Colorectal cancers and adenomas arise from at least three genetic pathways – chromosomal instability, microsatellite instability and DNA methylation. 117
Chromosomal instability is a feature of most human tumours and is characterized by allelic imbalance due to loss or gain of distinct chromosomal regions. 118 It accounts for about 85% of sporadic colorectal cancer and almost all cancers in the familial syndrome adenomatous polyposis coli. Such tumours are characterized by the progressive accumulation of mutations and changes in key genes, which include the tumour suppressor genes adenomatous polyposis coli (APC), located on chromosome 5, and k-ras and the oncogene p-53 located on chromosome 17q. 119 Mutations in APC tend to occur early in the development of adenomas and are followed by changes in the k-ras. Those in p-53 tend to be associated with a later stage of the neoplastic process and are found in large adenomas with severe dysplastic change.

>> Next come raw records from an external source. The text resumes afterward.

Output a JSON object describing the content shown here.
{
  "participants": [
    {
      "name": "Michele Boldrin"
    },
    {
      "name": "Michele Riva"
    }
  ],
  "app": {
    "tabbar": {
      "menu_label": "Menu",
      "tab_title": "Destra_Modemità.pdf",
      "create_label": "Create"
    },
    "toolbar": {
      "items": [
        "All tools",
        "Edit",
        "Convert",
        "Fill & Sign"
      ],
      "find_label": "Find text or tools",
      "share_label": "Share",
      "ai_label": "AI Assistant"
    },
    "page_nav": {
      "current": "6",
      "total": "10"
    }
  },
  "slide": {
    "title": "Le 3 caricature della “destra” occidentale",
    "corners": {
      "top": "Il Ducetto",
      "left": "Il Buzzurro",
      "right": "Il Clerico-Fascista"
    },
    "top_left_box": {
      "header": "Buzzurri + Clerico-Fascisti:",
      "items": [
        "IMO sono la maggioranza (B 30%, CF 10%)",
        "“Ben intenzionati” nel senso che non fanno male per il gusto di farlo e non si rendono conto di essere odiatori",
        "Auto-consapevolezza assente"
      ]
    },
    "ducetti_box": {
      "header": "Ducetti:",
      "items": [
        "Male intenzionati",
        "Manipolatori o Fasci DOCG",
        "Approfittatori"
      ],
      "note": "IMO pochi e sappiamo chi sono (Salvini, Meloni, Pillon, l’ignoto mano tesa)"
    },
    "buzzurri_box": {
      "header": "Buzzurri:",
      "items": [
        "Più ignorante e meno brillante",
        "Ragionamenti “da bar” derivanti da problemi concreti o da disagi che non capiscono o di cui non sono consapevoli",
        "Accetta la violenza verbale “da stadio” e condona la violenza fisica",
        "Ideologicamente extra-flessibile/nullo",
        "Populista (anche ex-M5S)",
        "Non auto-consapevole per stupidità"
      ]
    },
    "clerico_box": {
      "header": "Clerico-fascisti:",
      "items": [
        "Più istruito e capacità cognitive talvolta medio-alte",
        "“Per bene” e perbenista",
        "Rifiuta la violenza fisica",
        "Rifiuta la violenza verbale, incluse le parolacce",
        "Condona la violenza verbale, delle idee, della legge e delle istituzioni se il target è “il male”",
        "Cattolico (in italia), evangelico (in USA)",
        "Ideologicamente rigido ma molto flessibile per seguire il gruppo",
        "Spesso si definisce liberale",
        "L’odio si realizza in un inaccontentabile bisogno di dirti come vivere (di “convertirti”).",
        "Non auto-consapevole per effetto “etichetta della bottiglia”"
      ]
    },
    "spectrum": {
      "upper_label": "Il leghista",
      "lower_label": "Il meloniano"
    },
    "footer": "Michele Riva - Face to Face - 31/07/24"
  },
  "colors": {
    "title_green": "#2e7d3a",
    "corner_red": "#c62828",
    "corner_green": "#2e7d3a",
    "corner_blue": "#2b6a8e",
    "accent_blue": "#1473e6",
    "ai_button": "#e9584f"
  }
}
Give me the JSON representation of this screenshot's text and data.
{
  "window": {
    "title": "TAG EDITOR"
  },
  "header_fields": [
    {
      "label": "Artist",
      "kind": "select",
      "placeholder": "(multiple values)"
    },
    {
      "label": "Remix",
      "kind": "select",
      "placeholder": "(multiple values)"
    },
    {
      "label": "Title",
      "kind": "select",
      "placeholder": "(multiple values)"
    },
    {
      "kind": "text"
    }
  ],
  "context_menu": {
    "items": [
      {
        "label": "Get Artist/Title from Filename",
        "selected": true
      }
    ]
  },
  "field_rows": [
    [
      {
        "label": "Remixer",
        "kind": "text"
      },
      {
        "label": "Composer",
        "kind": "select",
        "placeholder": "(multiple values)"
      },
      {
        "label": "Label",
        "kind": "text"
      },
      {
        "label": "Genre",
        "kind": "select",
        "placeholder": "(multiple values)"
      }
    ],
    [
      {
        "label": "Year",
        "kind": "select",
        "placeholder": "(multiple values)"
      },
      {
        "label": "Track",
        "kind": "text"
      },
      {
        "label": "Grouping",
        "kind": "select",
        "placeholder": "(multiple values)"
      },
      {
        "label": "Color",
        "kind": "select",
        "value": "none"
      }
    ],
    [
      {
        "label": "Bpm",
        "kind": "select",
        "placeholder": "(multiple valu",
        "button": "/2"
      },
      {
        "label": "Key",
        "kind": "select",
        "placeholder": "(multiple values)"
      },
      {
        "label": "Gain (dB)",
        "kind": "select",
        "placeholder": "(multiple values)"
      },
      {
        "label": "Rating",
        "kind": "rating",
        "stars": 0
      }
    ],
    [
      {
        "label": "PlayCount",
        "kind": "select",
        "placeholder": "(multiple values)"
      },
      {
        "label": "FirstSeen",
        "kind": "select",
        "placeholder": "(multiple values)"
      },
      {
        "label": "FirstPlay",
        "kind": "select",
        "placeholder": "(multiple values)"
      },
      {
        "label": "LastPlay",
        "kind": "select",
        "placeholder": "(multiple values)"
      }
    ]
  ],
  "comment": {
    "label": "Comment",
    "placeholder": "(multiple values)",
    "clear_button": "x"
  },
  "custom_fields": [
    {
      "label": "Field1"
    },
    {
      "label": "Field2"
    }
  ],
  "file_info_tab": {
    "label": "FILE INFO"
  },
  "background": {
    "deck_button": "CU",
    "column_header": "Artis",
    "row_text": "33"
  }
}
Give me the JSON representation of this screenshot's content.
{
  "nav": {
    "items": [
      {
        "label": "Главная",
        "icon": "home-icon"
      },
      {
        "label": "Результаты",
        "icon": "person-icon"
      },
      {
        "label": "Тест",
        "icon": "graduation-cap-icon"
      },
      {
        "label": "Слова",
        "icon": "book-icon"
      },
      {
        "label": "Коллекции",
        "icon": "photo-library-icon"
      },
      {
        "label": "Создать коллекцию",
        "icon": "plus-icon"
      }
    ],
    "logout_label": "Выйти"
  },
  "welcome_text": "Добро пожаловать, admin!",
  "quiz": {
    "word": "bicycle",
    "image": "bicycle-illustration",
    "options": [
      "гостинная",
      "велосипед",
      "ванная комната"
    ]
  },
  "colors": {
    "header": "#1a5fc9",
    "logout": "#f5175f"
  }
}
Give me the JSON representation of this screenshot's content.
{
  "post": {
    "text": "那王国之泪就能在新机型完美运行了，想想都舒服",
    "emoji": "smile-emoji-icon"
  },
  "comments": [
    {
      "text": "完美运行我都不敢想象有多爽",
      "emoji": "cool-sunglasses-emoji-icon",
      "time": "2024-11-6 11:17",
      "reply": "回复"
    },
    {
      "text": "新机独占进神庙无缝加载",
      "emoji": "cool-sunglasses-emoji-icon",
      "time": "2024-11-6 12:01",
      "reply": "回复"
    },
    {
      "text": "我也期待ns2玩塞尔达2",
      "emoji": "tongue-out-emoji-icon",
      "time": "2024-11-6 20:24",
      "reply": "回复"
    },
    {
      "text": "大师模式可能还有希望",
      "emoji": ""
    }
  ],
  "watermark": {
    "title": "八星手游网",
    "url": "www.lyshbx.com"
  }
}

Mismatch repair genes produce proteins that repair errors which occur during DNA replication. Loss of function of these genes can lead to the accumulation of errors within a DNA sequence. 120
Microsatellites are short, repeating sequences of DNA, which tend to accumulate errors in the presence of an impaired mismatch repair mechanism. This can lead to a loss of gene function. If the affected gene regulates cell growth then cancer may result. The microsatellite instability marker Bat-26 is a single locus of 26 consecutive adenine nucleotides relevant to colorectal cancer, particularly right-sided lesions. 121
Hypermethylation of cytosine residues in CpG-rich sequences in the promoter regions of genes regulating cell growth have a role in malignant transformation of colorectal adenomas, for example, by down-regulating tumour suppressor genes. 122 The first faecal DNA studies investigated single markers. They were successful in demonstrating that the same mutation that occurred in cancer tissue could also be detected in faeces, but sensitivity for detection of colorectal cancer tended to be less than 40%. 123 Different genetic pathways for the development of colorectal cancers are not necessarily mutually exclusive and can be combined in a single screening test.
The use of faecal DNA as a screening tool for colorectal carcinoma
Faecal DNA testing has acceptable sensitivity and specificity as a screening test for colorectal cancer, but it remains expensive and the best marker or combination of markers is not yet determined. In addition, there is uncertainty over the optimal testing interval and how to manage patients with positive faecal DNA tests and normal colonoscopies. However, as faeces may contain DNA from any organ in communication with the gastrointestinal lumen, it is possible that the material could also be used to screen for malignancies in addition to those of the colon in the future.
Conclusions
Biochemical tests performed on faeces have been shown to be useful in several areas of gastroenterology. There is evidence that the measurement of calprotectin and lactoferrin have a role in the differentiation of IBD from IBS and in the monitoring of IBD and the prediction of relapse. The measurement of faecal elastase has been shown to be a sensitive and specific tool for the diagnosis of pancreatic insufficiency in patients with diarrhoea of unknown aetiology and also in those patients in whom malabsorption may be present. It is also of value in the assessment of pancreatic function in children with cystic fibrosis. A number of faecal markers have been explored in colorectal cancer, with FOBT currently in use for population screening. The use of faecal DNA testing has also been explored but its exact role requires further evaluation.